Having postponed walks planned for last Friday and last Monday, and abandoned this Friday’s plan to cycle the 47 mile Mary Towneley Loop, all due to the unseasonably cold weather and roads, bridleways and footpaths blocked with snowdrifts, we refused to curtail last night’s long planned evening walk.
I had in mind a walk from the Midland Hotel in Marple Bridge, to Strines via Roman Lakes, and back along the Macclesfield Canal towpath. But on arrival at the Midland I was reminded that the walk was supposed to be to Chadkirk. Oops! With no map and only a vague recollection of the route (I could do the expected Strines route blindfolded), our local representative, Graham, was pressed into action as leader.
He was keen to show us a new bridge over the River Goyt, but he wasn’t quite sure where it was. So we set off by heading up to the canal (where I switched on my Garmin gadget – see route below) and proceeding along the pleasantly dry towpath for a few kilometres. The cold easterly wind was behind us, and the route was fairly sheltered, so it was a pleasure to be out. There was supposed to be a pretty full moon, but sadly it hid behind a low bank of cloud until after we had finished the walk. Nevertheless, Marple’s ambient light and the beams from a variety of sources from security lights to aircraft headlamps made our own head torches completely redundant.
After negotiating a tunnel, some dog walkers, and a brightly lit but pedestrian cyclist, we arrived at some steep steps down to Chadkirk. There’s an old chapel here, but we missed it today. This is the point at which one of my 40 mile bike circuits from Timperley leaves the Trans Pennine Trail and joins the Cheshire Ring, so I briefly recognised the location.
Anyway, Graham led us confidently on to a plethora of new signposts, one of which directed us to a point known to be on the other side of the formerly unbridged river.
“It must be that way” asserted Graham. And it was. A wide new track brought us to the impressive bridge over the River Goyt on which my three companions on this pleasant evening are pictured above.

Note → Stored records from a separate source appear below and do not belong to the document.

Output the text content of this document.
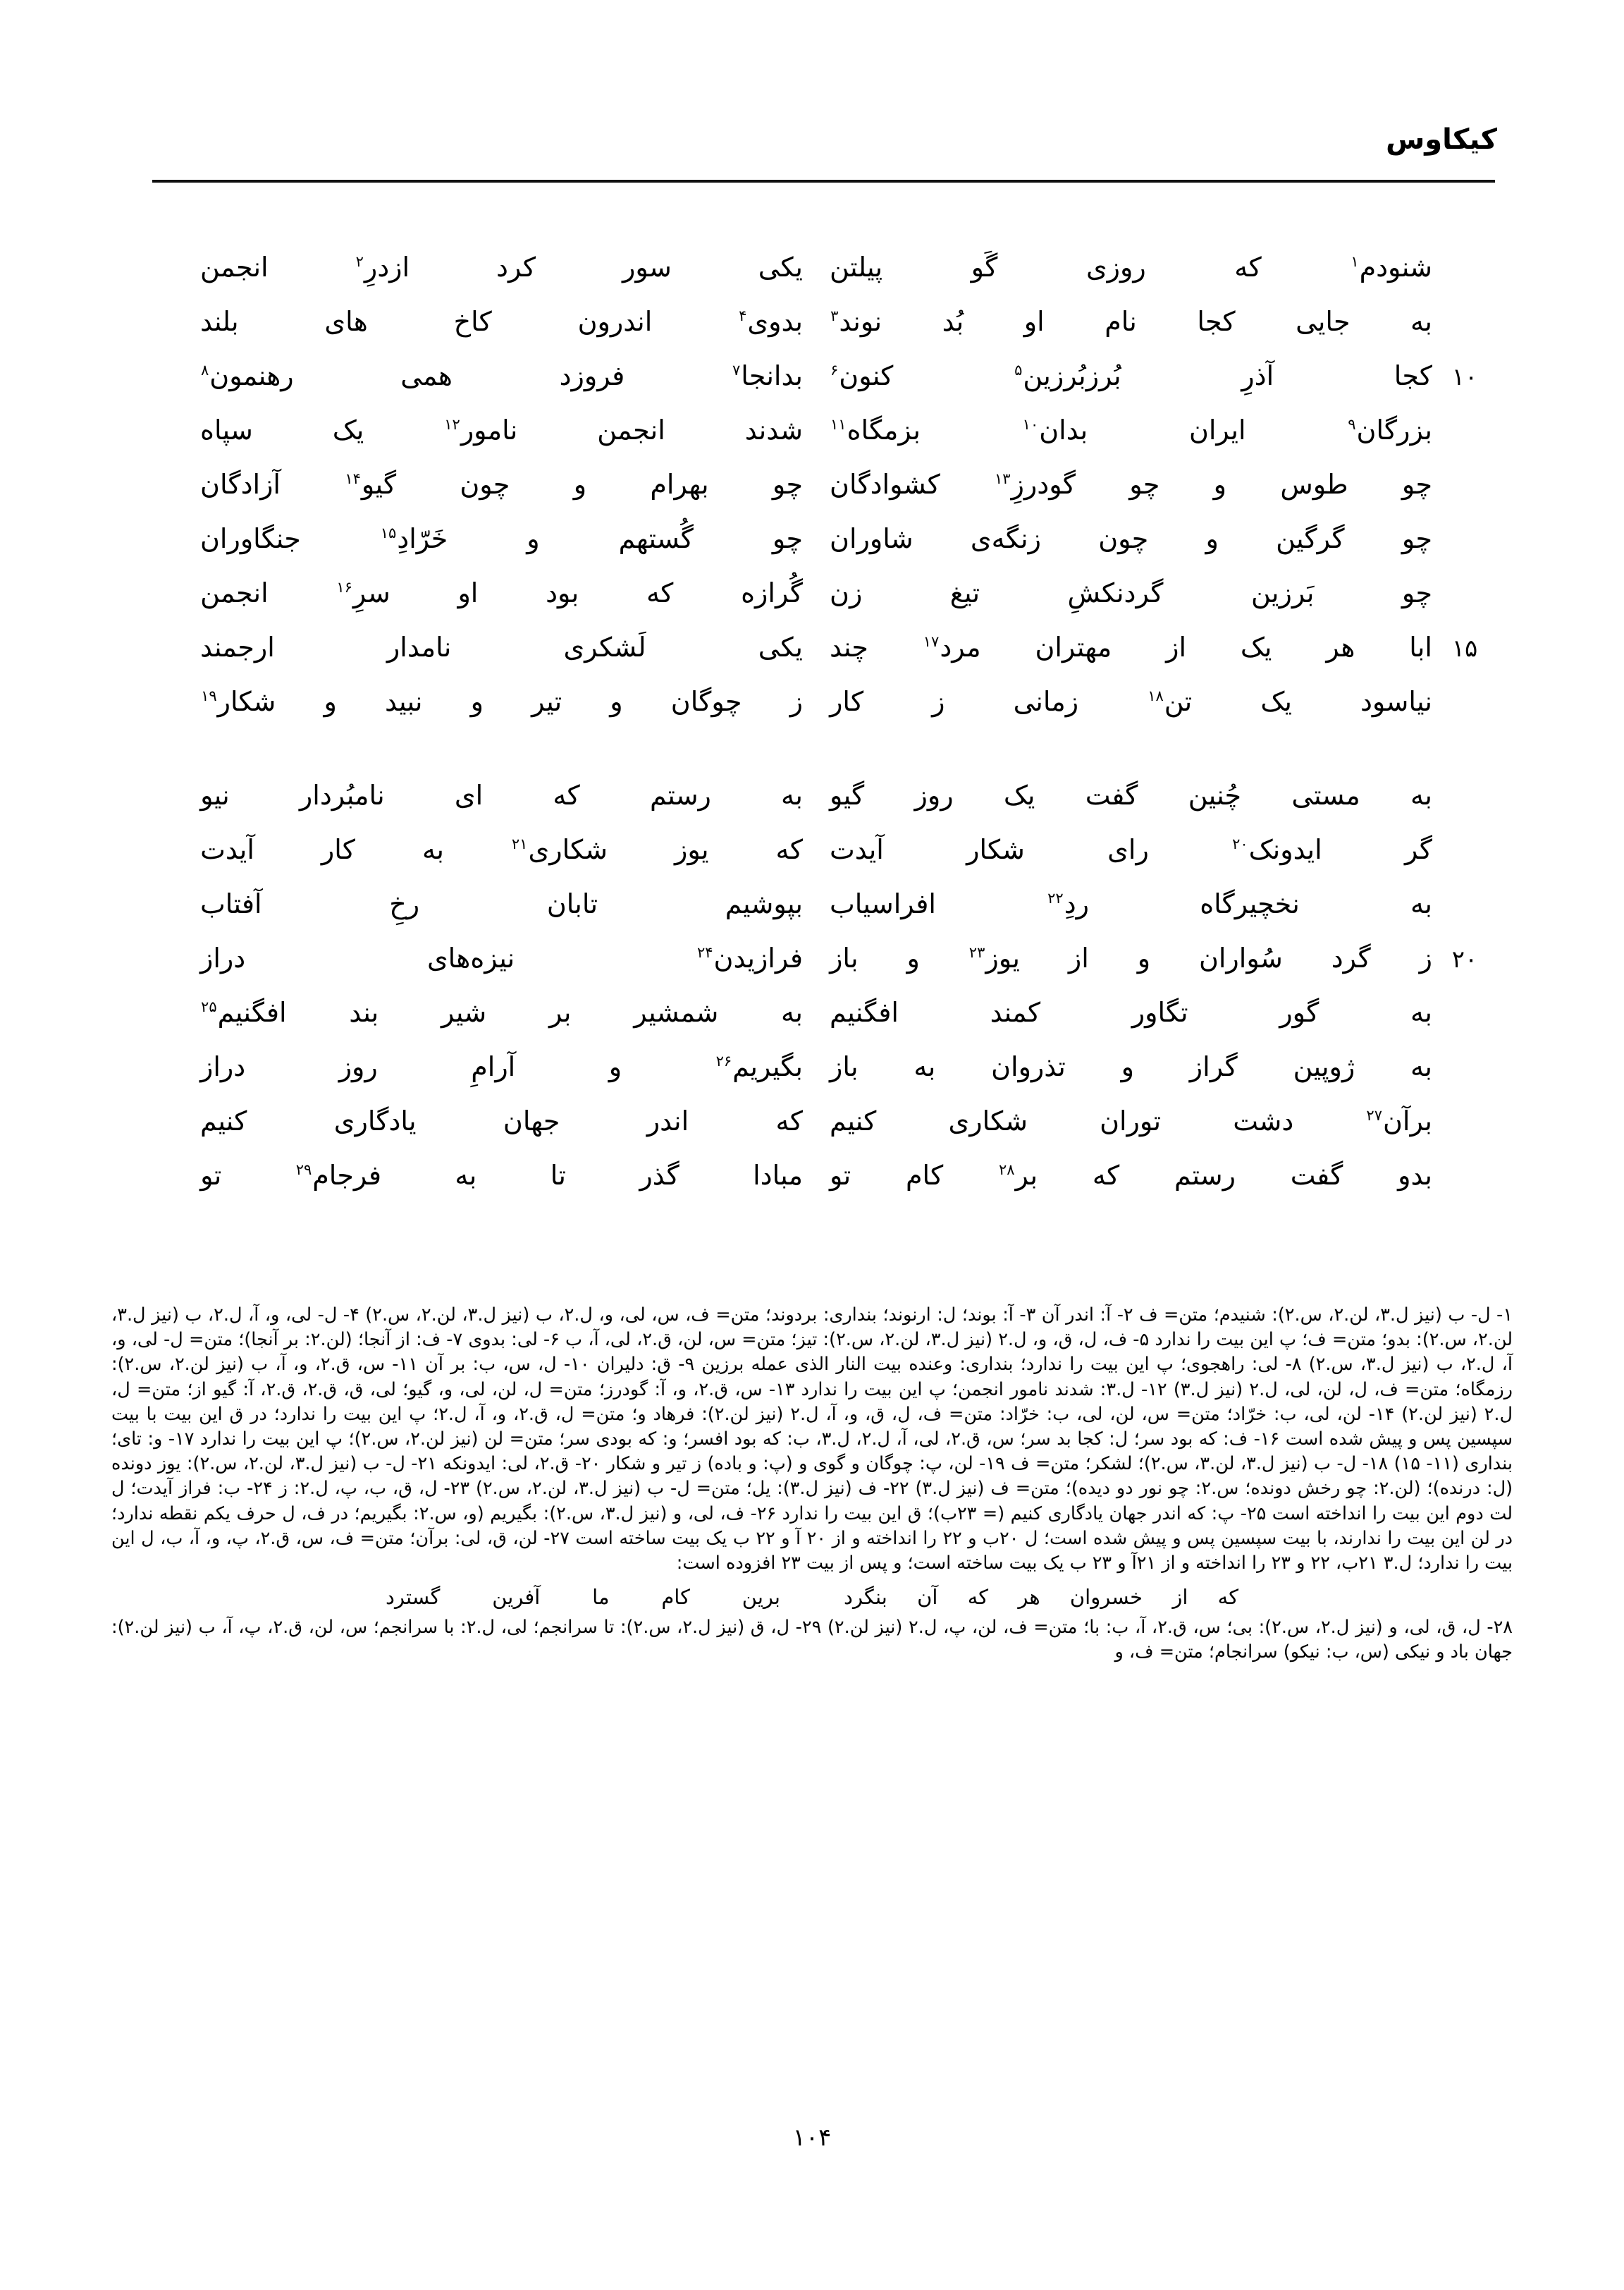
کیکاوس
شنودم$^۱$
که
روزی
گَو
پیلتن
یکی
سور
کرد
ازدرِ$^۲$
انجمن
به
جایی
کجا
نام
او
بُد
نوند$^۳$
بدوی$^۴$
اندرون
کاخ
های
بلند
۱۰
کجا
آذرِ
بُرزبُرزین$^۵$
کنون$^۶$
بدانجا$^۷$
فروزد
همی
رهنمون$^۸$
بزرگان$^۹$
ایران
بدان$^{۱۰}$
بزمگاه$^{۱۱}$
شدند
انجمن
نامور$^{۱۲}$
یک
سپاه
چو
طوس
و
چو
گودرزِ$^{۱۳}$
کشوادگان
چو
بهرام
و
چون
گیو$^{۱۴}$
آزادگان
چو
گرگین
و
چون
زنگه‌ی
شاوران
چو
گُستهم
و
خَرّادِ$^{۱۵}$
جنگاوران
چو
بَرزین
گردنکشِ
تیغ
زن
گُرازه
که
بود
او
سرِ$^{۱۶}$
انجمن
۱۵
ابا
هر
یک
از
مهتران
مرد$^{۱۷}$
چند
یکی
لَشکری
نامدار
ارجمند
نیاسود
یک
تن$^{۱۸}$
زمانی
ز
کار
ز
چوگان
و
تیر
و
نبید
و
شکار$^{۱۹}$
به
مستی
چُنین
گفت
یک
روز
گیو
به
رستم
که
ای
نامبُردار
نیو
گر
ایدونک$^{۲۰}$
رای
شکار
آیدت
که
یوز
شکاری$^{۲۱}$
به
کار
آیدت
به
نخچیرگاه
ردِ$^{۲۲}$
افراسیاب
بپوشیم
تابان
رخِ
آفتاب
۲۰
ز
گرد
سُواران
و
از
یوز$^{۲۳}$
و
باز
فرازیدن$^{۲۴}$
نیزه‌های
دراز
به
گور
تگاور
کمند
افگنیم
به
شمشیر
بر
شیر
بند
افگنیم$^{۲۵}$
به
ژوپین
گراز
و
تذروان
به
باز
بگیریم$^{۲۶}$
و
آرامِ
روز
دراز
برآن$^{۲۷}$
دشت
توران
شکاری
کنیم
که
اندر
جهان
یادگاری
کنیم
بدو
گفت
رستم
که
بر$^{۲۸}$
کام
تو
مبادا
گذر
تا
به
فرجام$^{۲۹}$
تو
۱- ل- ب (نیز ل.۳، لن.۲، س.۲): شنیدم؛ متن= ف ۲- آ: اندر آن ۳- آ: بوند؛ ل: ارنوند؛ بنداری: بردوند؛ متن= ف، س، لی، و، ل.۲، ب (نیز ل.۳، لن.۲، س.۲) ۴- ل- لی، و، آ، ل.۲، ب (نیز ل.۳، لن.۲، س.۲): بدو؛ متن= ف؛ پ این بیت را ندارد ۵- ف، ل، ق، و، ل.۲ (نیز ل.۳، لن.۲، س.۲): تیز؛ متن= س، لن، ق.۲، لی، آ، ب ۶- لی: بدوی ۷- ف: از آنجا؛ (لن.۲: بر آنجا)؛ متن= ل- لی، و، آ، ل.۲، ب (نیز ل.۳، س.۲) ۸- لی: راهجوی؛ پ این بیت را ندارد؛ بنداری: وعنده بیت النار الذی عمله برزین ۹- ق: دلیران ۱۰- ل، س، ب: بر آن ۱۱- س، ق.۲، و، آ، ب (نیز لن.۲، س.۲): رزمگاه؛ متن= ف، ل، لن، لی، ل.۲ (نیز ل.۳) ۱۲- ل.۳: شدند نامور انجمن؛ پ این بیت را ندارد ۱۳- س، ق.۲، و، آ: گودرز؛ متن= ل، لن، لی، و، گیو؛ لی، ق، ق.۲، ق.۲، آ: گیو از؛ متن= ل، ل.۲ (نیز لن.۲) ۱۴- لن، لی، ب: خرّاد؛ متن= س، لن، لی، ب: خرّاد: متن= ف، ل، ق، و، آ، ل.۲ (نیز لن.۲): فرهاد و؛ متن= ل، ق.۲، و، آ، ل.۲؛ پ این بیت را ندارد؛ در ق این بیت با بیت سپسین پس و پیش شده است ۱۶- ف: که بود سر؛ ل: کجا بد سر؛ س، ق.۲، لی، آ، ل.۲، ل.۳، ب: که بود افسر؛ و: که بودی سر؛ متن= لن (نیز لن.۲، س.۲)؛ پ این بیت را ندارد ۱۷- و: تای؛ بنداری (۱۱- ۱۵) ۱۸- ل- ب (نیز ل.۳، لن.۳، س.۲)؛ لشکر؛ متن= ف ۱۹- لن، پ: چوگان و گوی و (پ: و باده) ز تیر و شکار ۲۰- ق.۲، لی: ایدونکه ۲۱- ل- ب (نیز ل.۳، لن.۲، س.۲): یوز دونده (ل: درنده)؛ (لن.۲: چو رخش دونده؛ س.۲: چو نور دو دیده)؛ متن= ف (نیز ل.۳) ۲۲- ف (نیز ل.۳): یل؛ متن= ل- ب (نیز ل.۳، لن.۲، س.۲) ۲۳- ل، ق، ب، پ، ل.۲: ز ۲۴- ب: فراز آیدت؛ ل لت دوم این بیت را انداخته است ۲۵- پ: که اندر جهان یادگاری کنیم (= ۲۳ب)؛ ق این بیت را ندارد ۲۶- ف، لی، و (نیز ل.۳، س.۲): بگیریم (و، س.۲: بگیریم؛ در ف، ل حرف یکم نقطه ندارد؛ در لن این بیت را ندارند، با بیت سپسین پس و پیش شده است؛ ل ۲۰ب و ۲۲ را انداخته و از ۲۰ آ و ۲۲ ب یک بیت ساخته است ۲۷- لن، ق، لی: برآن؛ متن= ف، س، ق.۲، پ، و، آ، ب، ل این بیت را ندارد؛ ل.۳ ۲۱ب، ۲۲ و ۲۳ را انداخته و از ۲۱آ و ۲۳ ب یک بیت ساخته است؛ و پس از بیت ۲۳ افزوده است:
که
از
خسروان
هر
که
آن
بنگرد
برین
کام
ما
آفرین
گسترد
۲۸- ل، ق، لی، و (نیز ل.۲، س.۲): بی؛ س، ق.۲، آ، ب: با؛ متن= ف، لن، پ، ل.۲ (نیز لن.۲) ۲۹- ل، ق (نیز ل.۲، س.۲): تا سرانجم؛ لی، ل.۲: با سرانجم؛ س، لن، ق.۲، پ، آ، ب (نیز لن.۲): جهان باد و نیکی (س، ب: نیکو) سرانجام؛ متن= ف، و
۱۰۴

To be honest, I think I could have found my way thus far, but Graham’s local knowledge of the paths and ginnels that jinked their way back to the heaving chunks of humanity in the crowded bar of the Midland Hotel was really quite handy.
The route is shown below – very pleasant for a short excursion, evening or otherwise – click on the image to get a bigger one that you stand a chance of reading! It was 7.5 km, with 100 metres ascent. Allow 1.5 to 2 hours.
Our next evening walk should at least start in daylight – it’s on 25 April and will see us summiting Lantern Pike from the Pack Horse in Hayfield. We should be able to find the way. All are welcome.